In Europe, religious identity itself is the means of exclusion. This has developed over time. In the mid-20th century, guestworkers and post-colonials (many Muslims) migrated en masse to Europe. Over time, they became perceived not as migrants, but ethnically—and today religiously—other. The dividing line is not “white”/“non-white”, but rather “secularism rooted in Judeo-Christian culture”/“Islam.” Fear that a Re-Re-Conquista will occur remains eerily present in the once-Islamic geography of Spain, where praying Muslims have been arrested in the Mosque-Cathedral of Cordoba. The rise—and success, as we have seen in the case of Brexit—of the far-right wing on “Anti-Islam” platforms points to the pointedness of this boundary to belonging. The Pew Research center has found that concerns related to major refugee migrations relate directly to views of Muslims across Europe. In Europe, Muslims are feared in the form of a terror specter, a worst case scenario of unpredictability, irrationality, willingness to risk life and limb.

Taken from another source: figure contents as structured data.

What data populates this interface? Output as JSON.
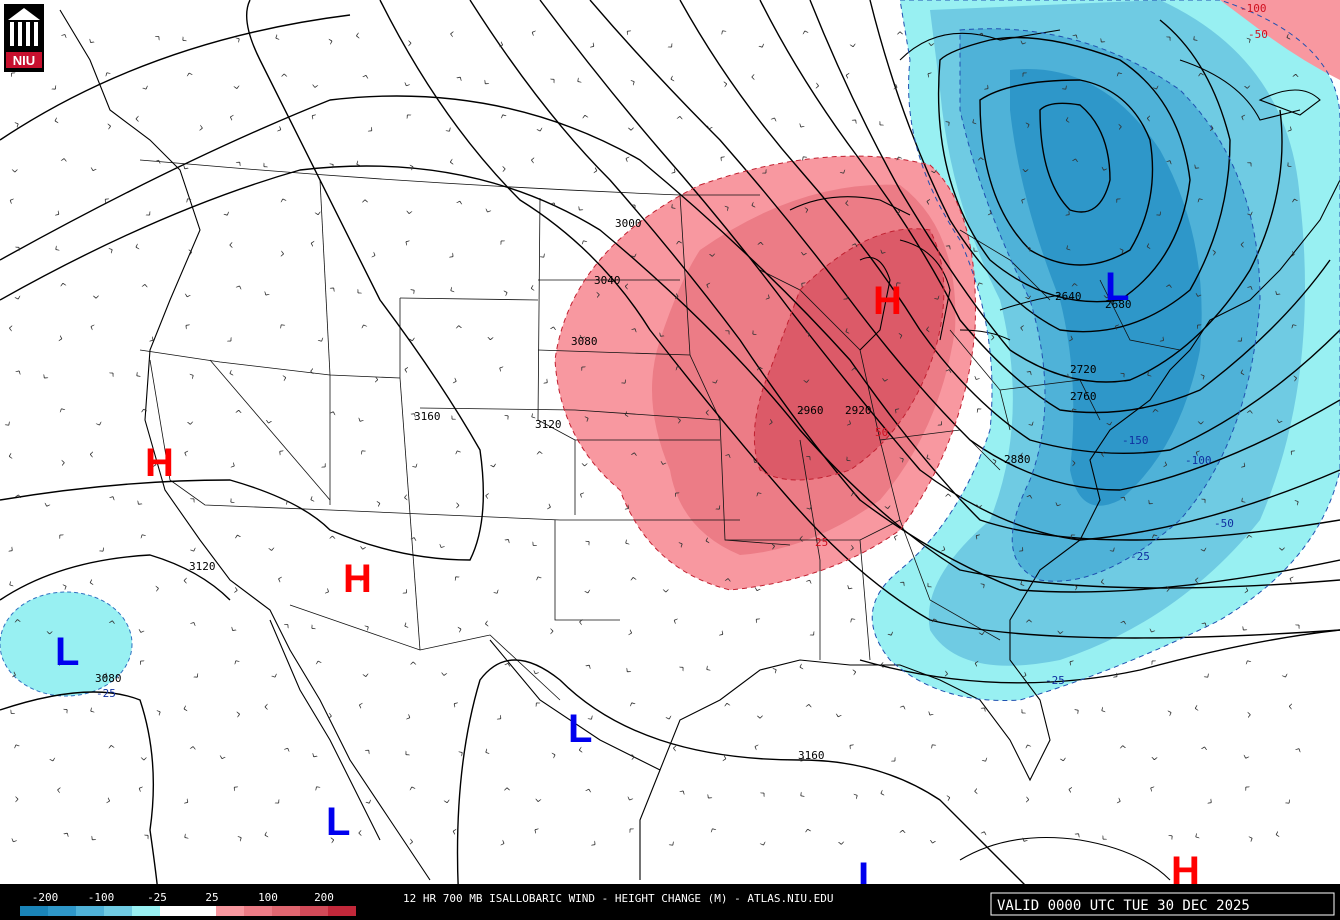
{
  "footer": {
    "title": "12 HR 700 MB ISALLOBARIC WIND - HEIGHT CHANGE (M) - ATLAS.NIU.EDU",
    "valid": "VALID 0000 UTC TUE 30 DEC 2025"
  },
  "logo": {
    "text": "NIU",
    "color": "#c8102e"
  },
  "legend": {
    "labels": [
      "-200",
      "-100",
      "-25",
      "25",
      "100",
      "200"
    ],
    "colors": [
      "#1a84b8",
      "#2e97c9",
      "#4fb2d8",
      "#6fcbe3",
      "#98f0f2",
      "#ffffff",
      "#ffffff",
      "#f898a0",
      "#ec7c86",
      "#e06670",
      "#d24a58",
      "#c2283a"
    ]
  },
  "colors": {
    "rise_light": "#f898a0",
    "rise_mid": "#ec7c86",
    "rise_dark": "#dc5a68",
    "fall_light": "#98f0f2",
    "fall_mid": "#6fcbe3",
    "fall_dark": "#4fb2d8",
    "fall_darkest": "#2e97c9",
    "high": "#ff0000",
    "low": "#0000ee"
  },
  "height_labels": [
    "3000",
    "3040",
    "3080",
    "3160",
    "3120",
    "2960",
    "2920",
    "2640",
    "2680",
    "2720",
    "2760",
    "2880",
    "3120",
    "3080",
    "3160"
  ],
  "change_labels": [
    "50",
    "25",
    "-150",
    "-100",
    "-50",
    "-25",
    "-25",
    "-100",
    "-50",
    "-25"
  ],
  "centers": [
    {
      "type": "H",
      "name": "high-center-great-lakes"
    },
    {
      "type": "H",
      "name": "high-center-california"
    },
    {
      "type": "H",
      "name": "high-center-southwest"
    },
    {
      "type": "H",
      "name": "high-center-caribbean"
    },
    {
      "type": "L",
      "name": "low-center-new-york"
    },
    {
      "type": "L",
      "name": "low-center-pacific"
    },
    {
      "type": "L",
      "name": "low-center-mexico"
    },
    {
      "type": "L",
      "name": "low-center-baja"
    },
    {
      "type": "L",
      "name": "low-center-gulf"
    }
  ],
  "wind_symbol": "^"
}
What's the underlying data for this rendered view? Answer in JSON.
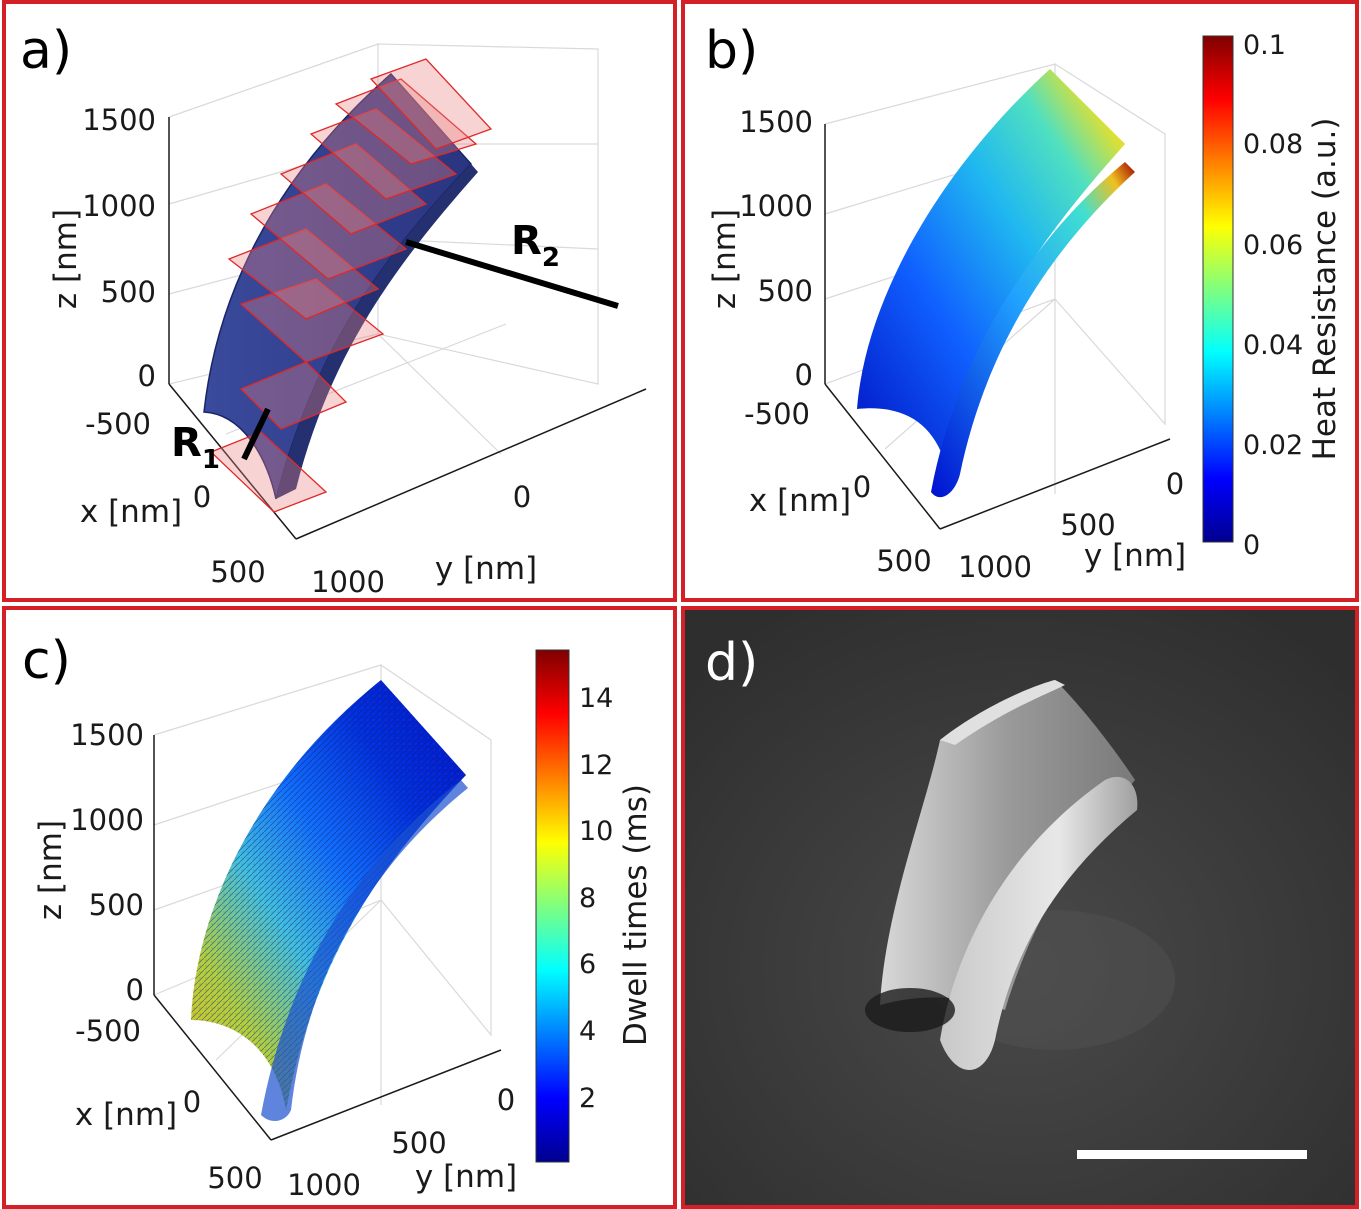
{
  "figure": {
    "panel_a": {
      "label": "a)",
      "z_axis_label": "z [nm]",
      "x_axis_label": "x [nm]",
      "y_axis_label": "y [nm]",
      "z_ticks": [
        "1500",
        "1000",
        "500",
        "0"
      ],
      "x_ticks": [
        "-500",
        "0",
        "500"
      ],
      "y_ticks": [
        "0",
        "1000"
      ],
      "annotation_r1": "R",
      "annotation_r1_sub": "1",
      "annotation_r2": "R",
      "annotation_r2_sub": "2",
      "surface_color": "#2b3a8c",
      "plane_color": "#e03030"
    },
    "panel_b": {
      "label": "b)",
      "z_axis_label": "z [nm]",
      "x_axis_label": "x [nm]",
      "y_axis_label": "y [nm]",
      "z_ticks": [
        "1500",
        "1000",
        "500",
        "0"
      ],
      "x_ticks": [
        "-500",
        "0",
        "500"
      ],
      "y_ticks": [
        "0",
        "500",
        "1000"
      ],
      "colorbar_label": "Heat Resistance (a.u.)",
      "colorbar_ticks": [
        "0.1",
        "0.08",
        "0.06",
        "0.04",
        "0.02",
        "0"
      ]
    },
    "panel_c": {
      "label": "c)",
      "z_axis_label": "z [nm]",
      "x_axis_label": "x [nm]",
      "y_axis_label": "y [nm]",
      "z_ticks": [
        "1500",
        "1000",
        "500",
        "0"
      ],
      "x_ticks": [
        "-500",
        "0",
        "500"
      ],
      "y_ticks": [
        "0",
        "500",
        "1000"
      ],
      "colorbar_label": "Dwell times (ms)",
      "colorbar_ticks": [
        "14",
        "12",
        "10",
        "8",
        "6",
        "4",
        "2"
      ]
    },
    "panel_d": {
      "label": "d)",
      "background_color": "#3a3a3a"
    }
  }
}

Those we fear, we demonize and criminalize. I am certainly not the only one who has recognized this parallel, born in a country of prisons overflowing with African American men, and—in my adulthood—a scholar of Muslim life in Germany, Great Britain and Spain. In fact, Muslim youth in Europe, such as the banlieue of France, have begun to reach out to African American activists.

Former president FDR was right to say that we should fear fear. There is more to fear, however, than fear itself. We must fear divisions. And we must fear, perhaps most of all the myths made to foster divisions that move from clay—soft, malleable—to cemented, man-made walls. These myths displace the hard realities of racial disparity here in America; or across the ocean with our allies, who use the same strategies albeit along another line—of religious identity—to divide. The far-right has driven these divisions home, by leaving us in darkness with the supposed threat of the “Muslim” or “black”, rather than reflecting upon the changing, economically-disparate reality that we must navigate. It is easier to hate than to change, easier to divide than to unite, easier to place the blame outside of ourselves rather than relinquish. Yet these stories that ignore histories come at a dangerously high price. They undermine not just America or Europe as a strived-for idea(l), but the most skeletal form of ethics that humanity ought to hold above enduring entitlement.